Haret El-Sakkaien

Dalia Hamam Jeudi 24 Mai 2018-13:00:55 Archéologie
Haret El-Sakkaien
Haret El-Sakkaien

Localisé à Abdeen, Haret El-Sakkaien était considéré auparavant  comme étant le point de rencontre des présentateurs d'eau au Caire. Ils avaient l'habitude de se déplacer sur les dos de leurs ânes en disposant des gargoulettes pour distribuer l'eau aux passants. Ils sont divisés en quatre catégories, chacune responsable de distribuer l'eau dans quatre différents quartiers: Bab Al-Bahr, Bab El-Louk, Qanatr El-Sebaa et Haret El-Sakkaien.  Ce dernier fut le plus connu car il était le lieu de naissance du fameux poète Ahmed Rami et l'illustre chanteuse Chafika Al-Qaptia y a vécu pendant longtemps. 

Le présentateur d'eau figurait parmi les personnages qui caractérisaient le mois de ramadan.  Il avait l'habitude de disposer des gargoulettes sur un étalage au coin d’une rue afin que les passants puissent se rafraîchir dès que le canon se faisait entendre pour annoncer l’iftar. Toute la nuit, il restait à son poste, au service de tous ceux qui voulaient se rafraîchir.

Ce personnage se tenait ainsi près de son étalage, la “mazziarati” remplissant soigneusement ses “qolla”. Cette installation était souvent sommaire, faite avec des cageots confectionnés avec des tiges de palmes.

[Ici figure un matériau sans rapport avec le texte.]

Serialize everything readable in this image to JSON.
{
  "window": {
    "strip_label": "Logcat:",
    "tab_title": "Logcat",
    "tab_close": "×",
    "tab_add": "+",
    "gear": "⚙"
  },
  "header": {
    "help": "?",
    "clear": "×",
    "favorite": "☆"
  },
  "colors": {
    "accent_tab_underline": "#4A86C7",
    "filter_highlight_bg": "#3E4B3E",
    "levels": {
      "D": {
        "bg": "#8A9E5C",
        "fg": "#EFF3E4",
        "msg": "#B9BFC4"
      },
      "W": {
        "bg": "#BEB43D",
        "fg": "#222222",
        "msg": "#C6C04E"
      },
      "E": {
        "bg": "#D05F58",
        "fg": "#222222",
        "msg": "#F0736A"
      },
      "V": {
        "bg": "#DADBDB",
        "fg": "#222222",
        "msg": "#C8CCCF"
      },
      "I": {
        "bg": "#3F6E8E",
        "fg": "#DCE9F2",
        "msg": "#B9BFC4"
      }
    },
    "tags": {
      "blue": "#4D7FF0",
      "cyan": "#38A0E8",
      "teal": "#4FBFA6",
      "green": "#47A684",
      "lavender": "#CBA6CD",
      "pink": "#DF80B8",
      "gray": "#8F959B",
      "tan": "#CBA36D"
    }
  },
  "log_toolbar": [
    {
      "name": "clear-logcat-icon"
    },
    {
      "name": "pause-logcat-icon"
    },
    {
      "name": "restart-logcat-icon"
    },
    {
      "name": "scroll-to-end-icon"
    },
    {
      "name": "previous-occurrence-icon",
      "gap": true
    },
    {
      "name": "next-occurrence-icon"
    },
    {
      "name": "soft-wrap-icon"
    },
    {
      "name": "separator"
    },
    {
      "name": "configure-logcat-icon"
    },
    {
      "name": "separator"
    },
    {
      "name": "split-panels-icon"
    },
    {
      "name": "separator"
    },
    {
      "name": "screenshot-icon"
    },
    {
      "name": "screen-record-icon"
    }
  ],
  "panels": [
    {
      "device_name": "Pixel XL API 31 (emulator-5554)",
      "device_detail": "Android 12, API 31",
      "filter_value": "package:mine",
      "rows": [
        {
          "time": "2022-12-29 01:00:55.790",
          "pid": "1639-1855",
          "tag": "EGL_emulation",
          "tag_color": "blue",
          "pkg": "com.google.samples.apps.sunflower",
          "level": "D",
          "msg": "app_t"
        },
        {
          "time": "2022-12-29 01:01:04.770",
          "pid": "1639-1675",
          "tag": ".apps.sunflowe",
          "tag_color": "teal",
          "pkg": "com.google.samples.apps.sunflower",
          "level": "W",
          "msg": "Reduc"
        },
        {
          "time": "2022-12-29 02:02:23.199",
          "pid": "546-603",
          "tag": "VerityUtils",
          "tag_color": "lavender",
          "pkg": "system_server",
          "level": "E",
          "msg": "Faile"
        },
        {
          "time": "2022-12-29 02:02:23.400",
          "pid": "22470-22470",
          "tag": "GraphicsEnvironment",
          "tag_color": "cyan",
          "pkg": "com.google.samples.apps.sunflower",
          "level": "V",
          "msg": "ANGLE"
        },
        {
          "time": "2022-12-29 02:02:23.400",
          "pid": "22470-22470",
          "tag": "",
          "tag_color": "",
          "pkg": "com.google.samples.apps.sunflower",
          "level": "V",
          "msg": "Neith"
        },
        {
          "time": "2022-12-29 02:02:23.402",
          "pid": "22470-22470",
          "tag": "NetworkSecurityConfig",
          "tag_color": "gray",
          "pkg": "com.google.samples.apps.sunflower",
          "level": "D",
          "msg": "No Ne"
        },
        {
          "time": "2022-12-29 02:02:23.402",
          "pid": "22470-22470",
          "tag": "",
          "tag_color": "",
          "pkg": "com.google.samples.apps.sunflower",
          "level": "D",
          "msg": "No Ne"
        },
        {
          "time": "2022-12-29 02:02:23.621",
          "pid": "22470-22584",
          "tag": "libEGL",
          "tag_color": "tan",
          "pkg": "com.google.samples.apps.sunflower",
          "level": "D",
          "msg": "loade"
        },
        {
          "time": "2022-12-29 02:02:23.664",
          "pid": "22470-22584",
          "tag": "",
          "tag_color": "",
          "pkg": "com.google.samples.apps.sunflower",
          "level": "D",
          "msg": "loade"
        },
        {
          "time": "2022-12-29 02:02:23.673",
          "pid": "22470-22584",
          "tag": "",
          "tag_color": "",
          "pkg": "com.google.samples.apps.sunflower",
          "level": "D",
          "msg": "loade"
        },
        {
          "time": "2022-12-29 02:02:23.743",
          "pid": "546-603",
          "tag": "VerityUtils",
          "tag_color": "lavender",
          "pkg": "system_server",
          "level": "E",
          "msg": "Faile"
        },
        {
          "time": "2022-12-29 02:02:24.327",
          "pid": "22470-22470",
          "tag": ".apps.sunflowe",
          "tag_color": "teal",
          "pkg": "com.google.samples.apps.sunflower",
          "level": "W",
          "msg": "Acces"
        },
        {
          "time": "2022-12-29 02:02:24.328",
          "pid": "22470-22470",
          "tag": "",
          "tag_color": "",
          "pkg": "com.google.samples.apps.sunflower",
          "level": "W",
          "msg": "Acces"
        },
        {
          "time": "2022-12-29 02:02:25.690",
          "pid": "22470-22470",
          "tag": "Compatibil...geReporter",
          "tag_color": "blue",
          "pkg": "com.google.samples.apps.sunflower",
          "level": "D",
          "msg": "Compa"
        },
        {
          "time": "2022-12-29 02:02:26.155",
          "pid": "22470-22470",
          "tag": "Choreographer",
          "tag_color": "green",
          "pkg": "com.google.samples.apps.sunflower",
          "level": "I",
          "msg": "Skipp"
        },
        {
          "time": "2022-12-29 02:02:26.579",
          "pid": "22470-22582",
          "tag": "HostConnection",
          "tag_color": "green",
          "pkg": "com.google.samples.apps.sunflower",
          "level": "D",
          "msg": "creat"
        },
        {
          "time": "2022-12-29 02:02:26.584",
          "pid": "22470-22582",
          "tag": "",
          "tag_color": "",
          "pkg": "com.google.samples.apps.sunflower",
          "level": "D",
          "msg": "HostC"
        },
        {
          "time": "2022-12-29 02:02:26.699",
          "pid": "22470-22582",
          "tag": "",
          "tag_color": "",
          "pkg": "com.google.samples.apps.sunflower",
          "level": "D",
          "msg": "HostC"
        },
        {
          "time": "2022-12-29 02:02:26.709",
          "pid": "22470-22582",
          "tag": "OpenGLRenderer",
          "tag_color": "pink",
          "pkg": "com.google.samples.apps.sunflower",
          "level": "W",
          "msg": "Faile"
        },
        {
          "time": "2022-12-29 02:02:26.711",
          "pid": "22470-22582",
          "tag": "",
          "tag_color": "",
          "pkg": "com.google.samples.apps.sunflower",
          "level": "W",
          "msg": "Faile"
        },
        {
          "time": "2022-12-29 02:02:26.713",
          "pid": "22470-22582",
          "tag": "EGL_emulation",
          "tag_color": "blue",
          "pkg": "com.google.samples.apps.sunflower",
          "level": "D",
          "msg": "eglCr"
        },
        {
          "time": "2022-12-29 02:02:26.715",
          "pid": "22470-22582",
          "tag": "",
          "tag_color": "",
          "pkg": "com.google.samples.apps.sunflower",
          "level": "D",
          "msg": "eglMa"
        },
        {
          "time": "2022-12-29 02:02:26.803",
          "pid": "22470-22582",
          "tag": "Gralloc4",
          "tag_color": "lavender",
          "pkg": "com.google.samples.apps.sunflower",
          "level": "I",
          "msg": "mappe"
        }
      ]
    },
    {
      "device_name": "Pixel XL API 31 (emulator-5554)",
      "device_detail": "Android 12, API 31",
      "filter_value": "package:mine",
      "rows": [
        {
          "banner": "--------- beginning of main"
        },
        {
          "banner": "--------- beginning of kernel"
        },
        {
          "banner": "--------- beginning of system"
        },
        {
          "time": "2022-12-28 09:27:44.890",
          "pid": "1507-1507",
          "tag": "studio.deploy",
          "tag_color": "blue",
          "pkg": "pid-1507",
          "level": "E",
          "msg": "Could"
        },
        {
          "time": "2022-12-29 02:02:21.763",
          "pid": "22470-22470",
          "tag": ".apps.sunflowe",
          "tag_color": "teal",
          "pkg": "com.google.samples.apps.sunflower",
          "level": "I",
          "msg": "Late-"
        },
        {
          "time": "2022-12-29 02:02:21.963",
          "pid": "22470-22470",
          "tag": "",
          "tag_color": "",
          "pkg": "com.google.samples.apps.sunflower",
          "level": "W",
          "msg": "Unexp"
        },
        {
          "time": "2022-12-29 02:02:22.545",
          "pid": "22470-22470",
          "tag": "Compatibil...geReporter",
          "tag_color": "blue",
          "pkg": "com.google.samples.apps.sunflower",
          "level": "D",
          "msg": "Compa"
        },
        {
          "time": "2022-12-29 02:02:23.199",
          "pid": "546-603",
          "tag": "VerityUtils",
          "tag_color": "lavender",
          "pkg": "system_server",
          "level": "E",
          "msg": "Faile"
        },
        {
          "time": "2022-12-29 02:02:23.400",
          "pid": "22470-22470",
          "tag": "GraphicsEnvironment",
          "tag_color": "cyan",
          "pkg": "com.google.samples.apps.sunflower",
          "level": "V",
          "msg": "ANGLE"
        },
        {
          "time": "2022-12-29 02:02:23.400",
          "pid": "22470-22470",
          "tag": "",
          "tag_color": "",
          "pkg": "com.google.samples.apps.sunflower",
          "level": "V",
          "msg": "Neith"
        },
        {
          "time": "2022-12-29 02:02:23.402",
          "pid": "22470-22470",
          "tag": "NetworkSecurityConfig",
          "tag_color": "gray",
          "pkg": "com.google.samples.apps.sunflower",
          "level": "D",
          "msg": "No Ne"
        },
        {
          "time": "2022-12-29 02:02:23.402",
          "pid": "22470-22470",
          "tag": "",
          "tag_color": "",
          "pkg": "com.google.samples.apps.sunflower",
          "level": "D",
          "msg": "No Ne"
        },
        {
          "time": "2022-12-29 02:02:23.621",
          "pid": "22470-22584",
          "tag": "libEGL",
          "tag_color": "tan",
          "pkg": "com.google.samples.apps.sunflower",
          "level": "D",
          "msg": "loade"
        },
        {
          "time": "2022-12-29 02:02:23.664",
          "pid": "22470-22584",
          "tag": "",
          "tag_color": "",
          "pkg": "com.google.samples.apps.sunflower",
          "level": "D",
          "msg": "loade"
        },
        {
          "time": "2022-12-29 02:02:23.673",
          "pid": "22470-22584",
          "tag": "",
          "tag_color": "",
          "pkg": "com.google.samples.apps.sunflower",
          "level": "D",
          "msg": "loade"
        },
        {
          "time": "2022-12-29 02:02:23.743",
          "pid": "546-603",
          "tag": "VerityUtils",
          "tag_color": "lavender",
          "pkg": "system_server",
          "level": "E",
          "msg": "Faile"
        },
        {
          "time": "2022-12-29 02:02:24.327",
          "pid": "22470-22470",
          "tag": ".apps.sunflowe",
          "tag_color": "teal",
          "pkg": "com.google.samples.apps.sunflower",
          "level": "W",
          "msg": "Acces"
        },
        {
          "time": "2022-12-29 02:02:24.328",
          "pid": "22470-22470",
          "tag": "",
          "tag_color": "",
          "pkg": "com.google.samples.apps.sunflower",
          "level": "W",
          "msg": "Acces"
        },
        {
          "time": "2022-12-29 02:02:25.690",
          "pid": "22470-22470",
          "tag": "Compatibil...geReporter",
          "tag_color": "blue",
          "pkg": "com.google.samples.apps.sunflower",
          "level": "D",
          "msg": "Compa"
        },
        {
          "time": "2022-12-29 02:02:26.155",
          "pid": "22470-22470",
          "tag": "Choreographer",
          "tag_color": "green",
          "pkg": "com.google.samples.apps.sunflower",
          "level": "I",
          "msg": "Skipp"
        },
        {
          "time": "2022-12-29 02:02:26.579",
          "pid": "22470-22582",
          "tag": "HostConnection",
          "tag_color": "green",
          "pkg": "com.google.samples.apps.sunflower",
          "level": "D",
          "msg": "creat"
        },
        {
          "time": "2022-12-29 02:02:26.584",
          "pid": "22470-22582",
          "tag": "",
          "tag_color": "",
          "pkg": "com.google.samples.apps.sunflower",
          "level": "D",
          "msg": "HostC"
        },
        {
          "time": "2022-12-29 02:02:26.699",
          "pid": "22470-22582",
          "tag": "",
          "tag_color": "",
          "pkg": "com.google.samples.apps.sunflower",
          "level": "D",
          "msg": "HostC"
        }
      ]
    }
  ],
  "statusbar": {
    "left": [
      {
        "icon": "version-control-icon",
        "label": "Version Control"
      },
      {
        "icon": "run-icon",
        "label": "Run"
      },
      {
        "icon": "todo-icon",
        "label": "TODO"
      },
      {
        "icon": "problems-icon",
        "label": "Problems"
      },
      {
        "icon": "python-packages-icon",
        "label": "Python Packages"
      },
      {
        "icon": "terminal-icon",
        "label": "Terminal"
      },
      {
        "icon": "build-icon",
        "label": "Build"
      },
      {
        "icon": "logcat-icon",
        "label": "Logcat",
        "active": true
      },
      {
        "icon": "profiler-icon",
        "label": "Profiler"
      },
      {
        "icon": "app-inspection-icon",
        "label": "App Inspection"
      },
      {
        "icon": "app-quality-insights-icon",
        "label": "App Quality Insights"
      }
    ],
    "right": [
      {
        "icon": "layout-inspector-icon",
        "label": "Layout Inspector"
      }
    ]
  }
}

Et puis, un peu partout dans les quartiers populaires, dans les villages et sur les bords des routes, se trouvaient des “zir”, de grandes cruches en terre cuite avec un couvercle et munies d’un godet. Chacun pouvait ainsi se désaltérer. Ces cruches étaient remplies par les habitants du quartier mais un proverbe dit: “Qui boit de l’eau du zir, doit encore le remplir”, une belle image qui exprime la solidarité et fait rejeter tout égoïsme: il faut savoir penser aux autres, à ceux qui viendront boire après vous.

Ce métier de présentateur d’eau n’était pas très rentable, car il ne vendait pas son eau, la présentant seulement. Mais ceux qui venaient se rafraîchir ne manquaient pas de lui donner une petite obole, ce qui lui permettait d’offrir à sa famille quelques gâteries en achetant ces “yamiches” du mois de ramadan qui sont des délices que tout le monde savoure et apprécie.

La nuit achevée, le présentateur d’eau laissait tout son matériel sur place, car il faisait confiance et était persuadé qu’il ne serait jamais volé par qui que ce soit.

Selon le livre "Des statistiques à propos de l'Egypte", presque 3.876 présentateurs d'eau existaient en 1870. Mais depuis 1865 ce métier a peu à peu disparu.